Lin Yuze asintió con firmeza, —Sí, Mamá, lo sé. No te preocupes, cuando crezca, definitivamente me casaré con Bei Bei y la traeré de vuelta.
Qian Jiafeng se sintió profundamente conmovida mientras abrazaba a Lin Yuze en sus brazos, su voz llena de emoción, —Realmente eres el buen hijo de Mamá. No has defraudado a Mamá. —Qian Jiafeng cerró los ojos, derramando dos líneas de lágrimas conmovidas.
Su estatus y posición en la familia Lin dependían completamente de que este hijo diera un giro.
El pequeño Lin Yuze, cargaba con demasiado, demasiado.
Qian Jiafeng incluso había olvidado que Lin Yuze solo tenía seis años este año. Todavía era un niño, se suponía que debía ser despreocupado a esta edad, pero se mezcló en el mundo de los adultos temprano, perdiendo la felicidad que debería haber tenido originalmente.
El palacio imperial.
La vieja Señora Mo había preparado sopa dulce y bocadillos temprano en casa, esperando que Bao Bao y Bei Bei terminaran la escuela.

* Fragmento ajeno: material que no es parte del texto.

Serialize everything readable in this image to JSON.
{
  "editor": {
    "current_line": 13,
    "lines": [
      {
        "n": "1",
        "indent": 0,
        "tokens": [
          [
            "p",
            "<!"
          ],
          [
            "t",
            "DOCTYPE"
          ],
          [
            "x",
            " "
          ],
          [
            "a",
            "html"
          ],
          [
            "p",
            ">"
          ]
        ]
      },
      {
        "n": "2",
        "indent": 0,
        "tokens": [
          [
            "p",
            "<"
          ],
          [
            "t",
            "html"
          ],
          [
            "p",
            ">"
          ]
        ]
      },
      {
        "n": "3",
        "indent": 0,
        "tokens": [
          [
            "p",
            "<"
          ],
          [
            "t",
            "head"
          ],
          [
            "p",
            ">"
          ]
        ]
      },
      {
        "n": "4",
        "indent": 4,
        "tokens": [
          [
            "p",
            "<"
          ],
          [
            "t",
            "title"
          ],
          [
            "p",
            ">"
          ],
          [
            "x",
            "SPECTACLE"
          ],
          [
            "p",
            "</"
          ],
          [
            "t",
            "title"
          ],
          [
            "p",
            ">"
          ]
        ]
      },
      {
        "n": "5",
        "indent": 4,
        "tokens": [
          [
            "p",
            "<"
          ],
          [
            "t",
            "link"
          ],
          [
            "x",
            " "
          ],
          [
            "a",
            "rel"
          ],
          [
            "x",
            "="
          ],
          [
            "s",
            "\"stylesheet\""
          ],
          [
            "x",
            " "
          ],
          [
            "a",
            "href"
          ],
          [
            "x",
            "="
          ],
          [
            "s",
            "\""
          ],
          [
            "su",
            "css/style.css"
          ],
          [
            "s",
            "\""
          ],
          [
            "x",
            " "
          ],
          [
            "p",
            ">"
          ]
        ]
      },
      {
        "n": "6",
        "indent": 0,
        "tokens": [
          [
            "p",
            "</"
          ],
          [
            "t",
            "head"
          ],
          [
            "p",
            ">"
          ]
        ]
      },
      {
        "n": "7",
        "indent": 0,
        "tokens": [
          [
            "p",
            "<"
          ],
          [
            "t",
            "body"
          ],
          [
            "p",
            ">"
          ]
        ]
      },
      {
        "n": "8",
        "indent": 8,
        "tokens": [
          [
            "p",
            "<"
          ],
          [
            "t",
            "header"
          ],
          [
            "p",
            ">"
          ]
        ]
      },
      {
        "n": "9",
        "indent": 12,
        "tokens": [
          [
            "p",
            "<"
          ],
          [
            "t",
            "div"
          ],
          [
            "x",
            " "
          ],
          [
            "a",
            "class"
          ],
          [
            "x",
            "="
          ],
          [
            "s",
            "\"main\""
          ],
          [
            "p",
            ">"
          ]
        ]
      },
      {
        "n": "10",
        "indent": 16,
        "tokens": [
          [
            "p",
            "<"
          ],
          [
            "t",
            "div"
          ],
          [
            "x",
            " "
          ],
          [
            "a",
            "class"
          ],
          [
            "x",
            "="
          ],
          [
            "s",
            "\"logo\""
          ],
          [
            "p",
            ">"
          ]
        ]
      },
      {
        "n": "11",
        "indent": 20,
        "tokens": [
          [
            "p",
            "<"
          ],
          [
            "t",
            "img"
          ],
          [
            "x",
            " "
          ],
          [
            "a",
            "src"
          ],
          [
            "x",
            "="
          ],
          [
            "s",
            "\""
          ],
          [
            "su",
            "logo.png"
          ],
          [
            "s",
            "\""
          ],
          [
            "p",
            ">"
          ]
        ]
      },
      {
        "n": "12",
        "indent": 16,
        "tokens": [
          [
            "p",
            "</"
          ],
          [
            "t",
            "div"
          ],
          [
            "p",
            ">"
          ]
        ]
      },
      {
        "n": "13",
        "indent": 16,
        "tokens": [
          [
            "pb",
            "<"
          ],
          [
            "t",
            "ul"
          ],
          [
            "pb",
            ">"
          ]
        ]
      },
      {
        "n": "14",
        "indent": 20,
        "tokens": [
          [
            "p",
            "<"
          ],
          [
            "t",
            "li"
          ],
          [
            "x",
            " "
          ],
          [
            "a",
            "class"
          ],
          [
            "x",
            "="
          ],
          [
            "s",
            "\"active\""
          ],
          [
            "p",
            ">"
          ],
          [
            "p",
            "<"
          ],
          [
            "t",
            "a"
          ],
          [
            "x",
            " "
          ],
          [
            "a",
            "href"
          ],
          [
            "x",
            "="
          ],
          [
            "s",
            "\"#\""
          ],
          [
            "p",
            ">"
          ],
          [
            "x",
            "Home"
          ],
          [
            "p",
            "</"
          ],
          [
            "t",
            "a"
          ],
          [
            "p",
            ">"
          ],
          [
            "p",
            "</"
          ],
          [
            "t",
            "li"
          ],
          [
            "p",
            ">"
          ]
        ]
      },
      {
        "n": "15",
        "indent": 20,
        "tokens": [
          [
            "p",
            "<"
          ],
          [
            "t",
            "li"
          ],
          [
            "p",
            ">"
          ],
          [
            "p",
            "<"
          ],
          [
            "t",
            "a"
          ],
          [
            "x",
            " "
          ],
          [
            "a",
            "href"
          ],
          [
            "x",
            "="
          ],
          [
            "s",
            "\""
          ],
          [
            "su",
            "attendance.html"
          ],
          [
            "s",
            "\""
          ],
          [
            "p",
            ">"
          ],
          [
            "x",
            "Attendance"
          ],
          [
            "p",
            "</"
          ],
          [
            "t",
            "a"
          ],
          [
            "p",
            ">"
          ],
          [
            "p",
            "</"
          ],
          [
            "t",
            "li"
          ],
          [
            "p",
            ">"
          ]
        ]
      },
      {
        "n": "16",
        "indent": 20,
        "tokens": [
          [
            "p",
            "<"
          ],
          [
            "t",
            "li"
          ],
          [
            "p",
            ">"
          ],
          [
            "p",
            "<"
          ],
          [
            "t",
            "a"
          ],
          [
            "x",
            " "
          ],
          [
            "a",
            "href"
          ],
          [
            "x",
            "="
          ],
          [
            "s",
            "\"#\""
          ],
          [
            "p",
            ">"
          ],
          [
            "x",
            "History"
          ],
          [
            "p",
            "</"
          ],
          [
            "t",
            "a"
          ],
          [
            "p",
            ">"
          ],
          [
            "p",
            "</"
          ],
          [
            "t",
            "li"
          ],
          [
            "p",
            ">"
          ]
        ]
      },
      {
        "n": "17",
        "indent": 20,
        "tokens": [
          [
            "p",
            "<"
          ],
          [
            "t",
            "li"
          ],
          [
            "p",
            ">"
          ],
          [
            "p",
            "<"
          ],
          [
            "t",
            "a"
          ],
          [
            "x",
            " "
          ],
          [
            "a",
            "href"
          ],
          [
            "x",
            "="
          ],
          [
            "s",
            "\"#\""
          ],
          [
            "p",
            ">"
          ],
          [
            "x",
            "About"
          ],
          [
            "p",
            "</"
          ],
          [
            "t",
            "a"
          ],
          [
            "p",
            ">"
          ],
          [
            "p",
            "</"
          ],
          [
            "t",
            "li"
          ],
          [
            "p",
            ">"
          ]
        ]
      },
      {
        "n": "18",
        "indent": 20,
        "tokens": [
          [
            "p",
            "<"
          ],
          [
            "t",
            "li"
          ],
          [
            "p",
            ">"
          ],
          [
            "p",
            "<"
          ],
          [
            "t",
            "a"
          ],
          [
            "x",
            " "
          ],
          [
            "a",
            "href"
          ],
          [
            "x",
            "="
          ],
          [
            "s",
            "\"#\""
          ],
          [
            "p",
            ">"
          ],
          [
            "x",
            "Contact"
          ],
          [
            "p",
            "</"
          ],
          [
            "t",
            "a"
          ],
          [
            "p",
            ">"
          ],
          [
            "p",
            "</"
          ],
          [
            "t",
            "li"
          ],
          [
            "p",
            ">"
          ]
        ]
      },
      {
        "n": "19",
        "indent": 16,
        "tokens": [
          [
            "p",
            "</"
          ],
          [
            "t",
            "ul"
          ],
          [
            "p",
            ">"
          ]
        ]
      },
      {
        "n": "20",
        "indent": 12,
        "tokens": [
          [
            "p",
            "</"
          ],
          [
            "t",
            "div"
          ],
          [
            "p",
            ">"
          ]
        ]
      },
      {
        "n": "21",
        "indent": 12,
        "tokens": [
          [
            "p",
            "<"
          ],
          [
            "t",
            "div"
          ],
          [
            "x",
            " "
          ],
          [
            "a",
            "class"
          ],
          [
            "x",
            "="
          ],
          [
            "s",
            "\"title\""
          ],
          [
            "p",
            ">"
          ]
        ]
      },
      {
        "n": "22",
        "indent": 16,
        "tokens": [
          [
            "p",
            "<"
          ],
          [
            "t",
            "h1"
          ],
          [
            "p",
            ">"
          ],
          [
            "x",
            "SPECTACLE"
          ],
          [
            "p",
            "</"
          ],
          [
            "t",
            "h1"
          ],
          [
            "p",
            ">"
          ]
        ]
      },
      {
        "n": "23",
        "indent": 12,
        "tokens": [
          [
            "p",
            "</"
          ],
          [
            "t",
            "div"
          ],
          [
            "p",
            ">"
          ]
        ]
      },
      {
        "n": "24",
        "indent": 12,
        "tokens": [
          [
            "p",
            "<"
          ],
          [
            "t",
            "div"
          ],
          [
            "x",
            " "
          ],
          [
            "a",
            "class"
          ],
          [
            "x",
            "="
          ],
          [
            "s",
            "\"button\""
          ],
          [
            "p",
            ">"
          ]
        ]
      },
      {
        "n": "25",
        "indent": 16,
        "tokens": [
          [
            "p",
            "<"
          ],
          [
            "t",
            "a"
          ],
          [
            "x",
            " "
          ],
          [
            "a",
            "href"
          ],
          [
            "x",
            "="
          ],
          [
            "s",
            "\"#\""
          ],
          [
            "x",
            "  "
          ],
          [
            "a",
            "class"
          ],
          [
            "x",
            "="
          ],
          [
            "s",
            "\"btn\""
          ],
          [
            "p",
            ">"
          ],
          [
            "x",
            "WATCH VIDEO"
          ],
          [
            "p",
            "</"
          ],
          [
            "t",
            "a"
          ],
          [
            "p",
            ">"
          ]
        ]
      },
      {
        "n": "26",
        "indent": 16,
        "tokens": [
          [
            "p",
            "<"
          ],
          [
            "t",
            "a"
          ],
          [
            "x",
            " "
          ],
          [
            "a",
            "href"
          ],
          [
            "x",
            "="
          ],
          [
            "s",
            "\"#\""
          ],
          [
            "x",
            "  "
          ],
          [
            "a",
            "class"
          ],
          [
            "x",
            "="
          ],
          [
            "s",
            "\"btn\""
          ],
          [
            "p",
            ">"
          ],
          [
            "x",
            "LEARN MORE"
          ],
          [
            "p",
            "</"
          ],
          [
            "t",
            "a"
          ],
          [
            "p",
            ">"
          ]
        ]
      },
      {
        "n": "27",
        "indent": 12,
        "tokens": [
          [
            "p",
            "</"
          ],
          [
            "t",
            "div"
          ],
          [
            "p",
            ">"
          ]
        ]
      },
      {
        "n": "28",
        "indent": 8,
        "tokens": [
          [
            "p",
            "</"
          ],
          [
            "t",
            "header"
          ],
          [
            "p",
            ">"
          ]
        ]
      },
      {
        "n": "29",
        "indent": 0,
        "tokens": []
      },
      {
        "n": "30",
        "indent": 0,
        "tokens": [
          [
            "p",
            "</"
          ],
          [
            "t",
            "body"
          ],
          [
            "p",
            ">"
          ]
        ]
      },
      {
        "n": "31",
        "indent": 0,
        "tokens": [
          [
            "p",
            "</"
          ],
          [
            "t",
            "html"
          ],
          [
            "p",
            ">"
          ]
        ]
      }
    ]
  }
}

Cuando había dos niños en casa, estaba lleno de bullicio y ruido todos los días. Además, como ella había criado a Bao Bao y Bei Bei ella misma, su partida repentina hacia la escuela dejó a la vieja Señora Mo sintiéndose algo desacostumbrada.
Sin los dos niños en casa, el palacio imperial parecía mucho más grande.
Su corazón también se sentía vacío.
La vieja Señora Mo se sentó en la sala de estar, mirando anhelante hacia la puerta. La escuela había terminado hace un tiempo, entonces, ¿por qué Bao Bao y Bei Bei no habían regresado todavía?
Finalmente, la risa llegó desde afuera de la puerta.
La expresión de la vieja Señora Mo se tensó, y rápidamente se levantó, caminando hacia la puerta.
Justo cuando la vieja Señora Mo llegó a la puerta, dos pequeños rebeldes entraron, cada uno aferrándose a uno de los muslos de la vieja Señora Mo, —¡Abuela, abuela!
La vieja Señora Mo se agachó, su rostro rebosante de felicidad, —¿Regresaron los dos grandes nietos de la abuela? ¿Tienen hambre? La abuela les ha preparado especialmente sopa dulce y también algunos bocadillos.
—¡Gracias, abuela, te quiero más que a nadie! ¡Abuela, dame un beso! —Bao Bao abrazó el cuello de la vieja Señora Mo, cubriendo su rostro de besos.
—¡Abuela, soy yo quien te quiere más, no te dejes engañar por mi hermano! —Bei Bei discutió por cariño, sin querer ser superado.
La vieja Señora Mo estaba completamente abrumada por las dulces palabras y halagos de estos dos pequeños.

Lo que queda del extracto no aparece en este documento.